The City’s silly talk about local sales tax revenue (zero on prescription drugs and minuscule on groceries) is an insult to taxpayers. Building forty-five fraud-ridden $500,000 taxpayer-subsidized townhomes (Emma’s Landing) as a solution to a mythical local affordable housing problem was irresponsible. This was done while taxing the working stiffs and retirees living in their own houses out of town. Now the Council is about to demand more affordable housing at 122-130 State that will also add to the burden of its constituents, even without counting the $1.5 million it plans to give away to GWF.
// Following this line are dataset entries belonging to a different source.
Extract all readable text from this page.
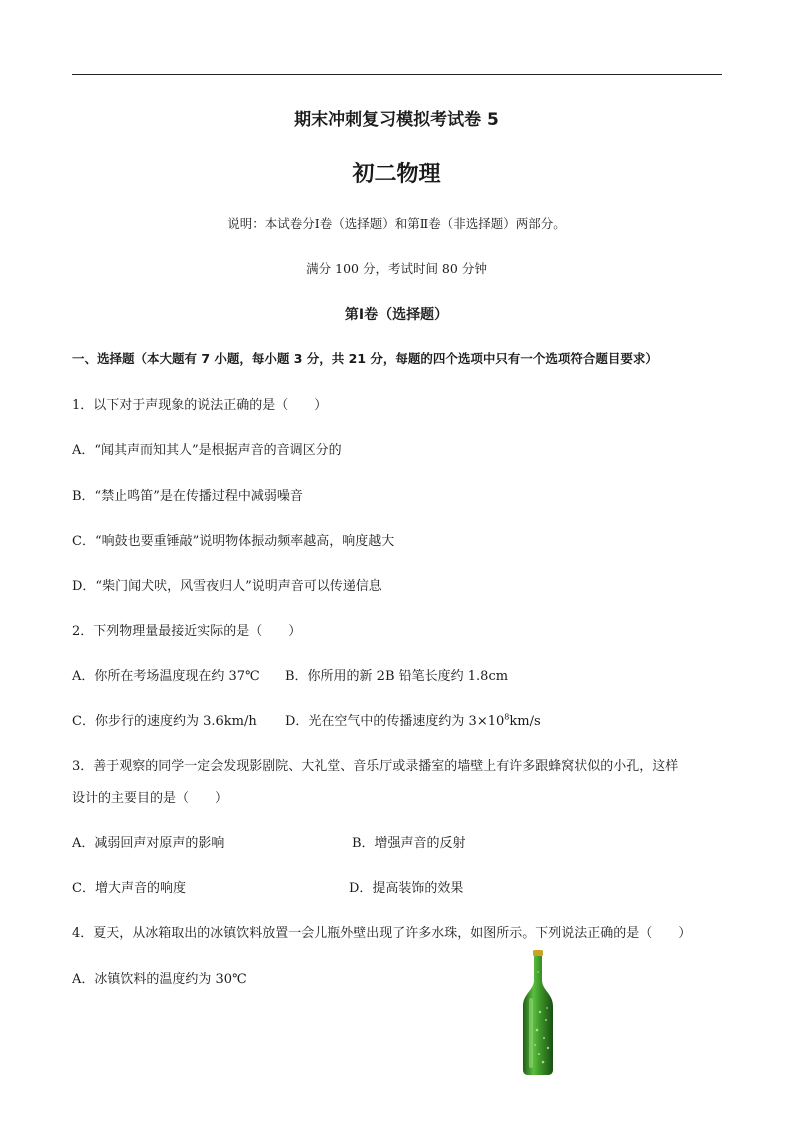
期末冲刺复习模拟考试卷 5
初二物理
说明：本试卷分Ⅰ卷（选择题）和第Ⅱ卷（非选择题）两部分。
满分 100 分，考试时间 80 分钟
第Ⅰ卷（选择题）
一、选择题（本大题有 7 小题，每小题 3 分，共 21 分，每题的四个选项中只有一个选项符合题目要求）
1．以下对于声现象的说法正确的是（　　）
A．“闻其声而知其人”是根据声音的音调区分的
B．“禁止鸣笛”是在传播过程中减弱噪音
C．“响鼓也要重锤敲”说明物体振动频率越高，响度越大
D．“柴门闻犬吠，风雪夜归人”说明声音可以传递信息
2．下列物理量最接近实际的是（　　）
A．你所在考场温度现在约 37℃ B．你所用的新 2B 铅笔长度约 1.8cm
C．你步行的速度约为 3.6km/h D．光在空气中的传播速度约为 $3\times 10^8km/s$
3．善于观察的同学一定会发现影剧院、大礼堂、音乐厅或录播室的墙壁上有许多跟蜂窝状似的小孔，这样
设计的主要目的是（　　）
A．减弱回声对原声的影响	B．增强声音的反射
C．增大声音的响度	D．提高装饰的效果
4．夏天，从冰箱取出的冰镇饮料放置一会儿瓶外壁出现了许多水珠，如图所示。下列说法正确的是（　　）
A．冰镇饮料的温度约为 30℃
The Council must overrule the mayor’s addiction to giving away money and concentrate on making Geneva affordable (attainable) again for current and future lower-income residents. I want the neighborhood that I chose over 40 years ago for its diversity back again before it is completely torn down.
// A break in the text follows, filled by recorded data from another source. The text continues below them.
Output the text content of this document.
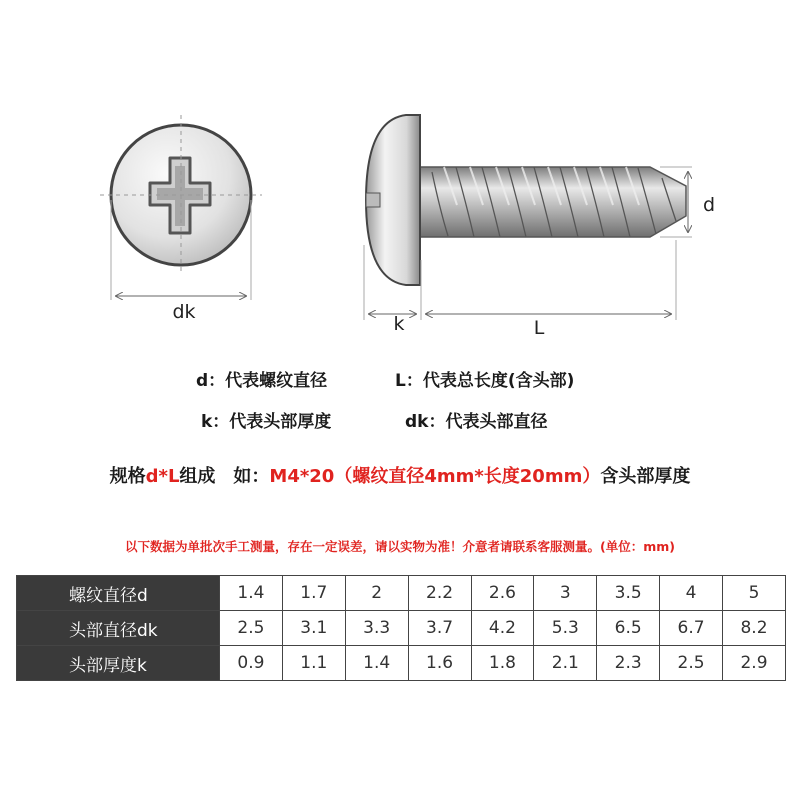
dk
k	L
d
d：代表螺纹直径	L：代表总长度(含头部)
k：代表头部厚度	dk：代表头部直径
规格d*L组成　如：M4*20（螺纹直径4mm*长度20mm）含头部厚度
以下数据为单批次手工测量，存在一定误差，请以实物为准！介意者请联系客服测量。(单位：mm)
螺纹直径d	1.4	1.7	2	2.2	2.6	3	3.5	4	5
头部直径dk	2.5	3.1	3.3	3.7	4.2	5.3	6.5	6.7	8.2
头部厚度k	0.9	1.1	1.4	1.6	1.8	2.1	2.3	2.5	2.9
Footnote 1: The long-awaited East State Street rebuild that has been in the works since 2002 and is now “scheduled” to start in 2024 overhangs all this. Geneva received a $1+ million Federal CMAQ Grant for this project several years ago. The money has sat, with negligible return, in an off-the-books TIF slush fund where it’s value is rapidly decaying via inflation. “CMAQ” stands for “congestion mitigation air quality”. Federal Programs Directory: Congestion Mitigation and Air Quality (CMAQ) Improvement Program | US Department of Transportation Neither the Geneva City Council nor the Geneva PZC has considered this critical issue. Air quality near major truck routes is dangerously poor in large part due to lethal sub-2.5-micron particles originating from diesel engines. If one wanted to pick the spot where unimpeded diesel traffic should be optimized on East State Street, that spot would be the intersection of Crissey and State at the top of the hill. Geneva has knowingly sabotaged the CMAQ goals through its foolish and short-sighted focus on TIF funding for all comers. Stopping or slowing semi’s going up the hill violates the most basic principle of land planning: protecting the health and safety of residents. Here is the back story on Herbert Hoover’s greatest contribution to his country: The Real Story Behind the Standard Planning and Zoning Acts of the 1920s (planning-org-uploaded-media.s3.amazonaws.com).

2 thoughts on “Lunacy in Geneva versus Transparency in Naperville: The Great Western Flooring Projects

  1. It strikes me that it is ‘business as usual” that no person trained in public administration or a legal eagle skilled in municipalities has exposed the machinations of the Geneva officials who, in the public records, engage in skullduggery against the body politic. Instead an oncologist and former elected School Board member has to sound the alarm.